Life onstage with Roseanne Barr has always been a mixed bag, consisting of a few choice goodies mixed in with a hefty load of trash, and her HBO special, “Roseanne Barr Live From Trump Castle,” which airs tonight at 7 on HBO, offers little to change the ratio. That’s been her deliberate choice, it should be quickly noted, in one of the most intriguing careers in modern show business.
Barr has grown some in her ability to theatricalize herself since the early days of her stand-up career, when she stood like a lump onstage and meowed her complaint in a self-satisfied, indolent voice. A lot of her articulation is more forthright now (she even quotes Shakespeare with commendable clarity and expression), and with her hair softly styled and wearing a glitzy hot pink and silver-sequined dress, there are moments when she looks genuinely pretty, a cousin to the blown-up Delta Burke whose pictures we’ve been seeing in the gossip tabloids lately. She even arrives onstage in a Duesenberg chauffeured by none other than The Donald--Trump himself.

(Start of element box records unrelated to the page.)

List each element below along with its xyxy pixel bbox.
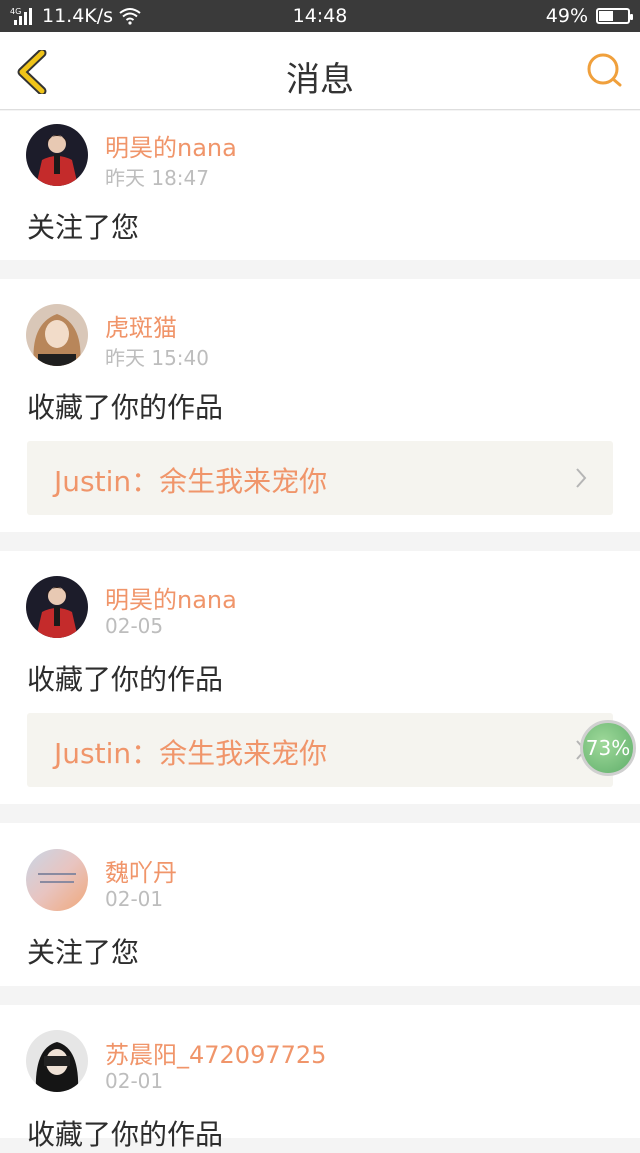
avatar-image [26, 849, 88, 911]
avatar-image [26, 1030, 88, 1092]
work-title: Justin：余生我来宠你 [54, 737, 328, 770]
avatar[interactable] [26, 124, 88, 186]
timestamp: 昨天 15:40 [105, 346, 209, 370]
avatar-image [26, 304, 88, 366]
username[interactable]: 明昊的nana [105, 128, 237, 163]
message-card[interactable]: 虎斑猫 昨天 15:40 收藏了你的作品 Justin：余生我来宠你 [0, 279, 640, 532]
header-bar: 消息 [0, 32, 640, 110]
message-card[interactable]: 明昊的nana 昨天 18:47 关注了您 [0, 111, 640, 260]
avatar[interactable] [26, 1030, 88, 1092]
battery-fill [599, 11, 613, 21]
timestamp: 昨天 18:47 [105, 166, 209, 190]
search-icon [587, 53, 622, 87]
status-bar: 4G 11.4K/s 14:48 49% [0, 0, 640, 32]
action-text: 收藏了你的作品 [27, 1118, 224, 1151]
status-time: 14:48 [292, 5, 348, 27]
action-text: 关注了您 [27, 211, 140, 244]
action-text: 关注了您 [27, 936, 140, 969]
avatar-image [26, 124, 88, 186]
username[interactable]: 苏晨阳_472097725 [105, 1035, 326, 1070]
timestamp: 02-01 [105, 1069, 164, 1093]
status-right: 49% [545, 5, 633, 27]
work-link[interactable]: Justin：余生我来宠你 [27, 713, 613, 787]
action-text: 收藏了你的作品 [27, 391, 224, 424]
progress-bubble[interactable]: 73% [580, 720, 636, 776]
username[interactable]: 魏吖丹 [105, 853, 177, 888]
message-card[interactable]: 魏吖丹 02-01 关注了您 [0, 823, 640, 986]
message-card[interactable]: 明昊的nana 02-05 收藏了你的作品 Justin：余生我来宠你 [0, 551, 640, 804]
avatar-image [26, 576, 88, 638]
username[interactable]: 虎斑猫 [105, 308, 177, 343]
username[interactable]: 明昊的nana [105, 580, 237, 615]
avatar[interactable] [26, 849, 88, 911]
battery-percent: 49% [545, 5, 588, 27]
message-card[interactable]: 苏晨阳_472097725 02-01 收藏了你的作品 [0, 1005, 640, 1151]
work-link[interactable]: Justin：余生我来宠你 [27, 441, 613, 515]
timestamp: 02-05 [105, 614, 164, 638]
avatar[interactable] [26, 304, 88, 366]
page-title: 消息 [286, 60, 354, 100]
battery-icon [596, 8, 633, 24]
timestamp: 02-01 [105, 887, 164, 911]
chevron-right-icon [576, 468, 587, 488]
search-button[interactable] [586, 52, 624, 90]
work-title: Justin：余生我来宠你 [54, 465, 328, 498]
avatar[interactable] [26, 576, 88, 638]
action-text: 收藏了你的作品 [27, 663, 224, 696]
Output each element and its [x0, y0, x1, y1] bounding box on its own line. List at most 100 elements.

But aggressive amateurism has always been the hallmark of Barr’s routine, part as an expression of her peculiar Jekyl & Hyde personality, and part as the anti show-biz posture that has always been one of the principal sources of her appeal--and we see it here once again. Barr has become a celebrity in part by parodying celebrity; here she plays a show-biz diva who never fails to remind her audience that she’s playing a benefit. She sings parts of several songs in a style that ranges from clumsy to execrable; most of her jokes have good set-ups and dumb payoffs; her structure rarely gets beyond the rough-cut stage; and the flatness of her material is punched up by robust expletives--a general sign that a joke won’t carry on its own.
Still, dealing with Roseanne in all her coarseness is never a simple matter. She came along as an answer to the Reagan Administration-"Dynasty” years, an antithesis so complete that it extended to performance style itself. Glib smoothness and slick grace, to Roseanne and the audience that collected around her like a hungry constituency, seemed part of a larger hypocrisy, the acquired expression of a rich and famous caste that left the rest of us working stiffs outside looking in.
It isn’t only fat, lonely, unhappy women who see a champion in Roseanne, it’s the people who struggle to make ends meet, who’ve learned all the Hamburger Helper recipes, and don’t see their lives reflected in the media. It’s the same people who, a decade or so after Roseanne began her major career offensive, embraced Bart Simpson.
Suddenly even Tom Arnold-- that yokel who never would’ve made it out of a small-time comedy club roster without her--seems likable in this context. And she does have her moments. Even to a male viewer, her “28 different women you see during a 28-day cycle” is savagely funny. And in a time such as ours when show-biz values have become breathlessly canonized, it’s great to see someone go after that towering symbol of entertainment sycophancy, Arsenio Hall.
Maybe not at $40 a pop, however, which is what her Trump Castle audience paid to see her. At the outset of her show, she sends Arnold out to warm the audience up by giving him this admonition: “Remember, these people don’t matter.” Maybe someday her audience will become convinced that she means it; then she’ll be through.
Right now, however, as artless and crude as she is, she’s managed the unequivocal feat that’s the first rule of artistic success: She’s forced people to accept her on her own terms.
Other playdates include: Wednesday, Jan. 14, 17 and 20.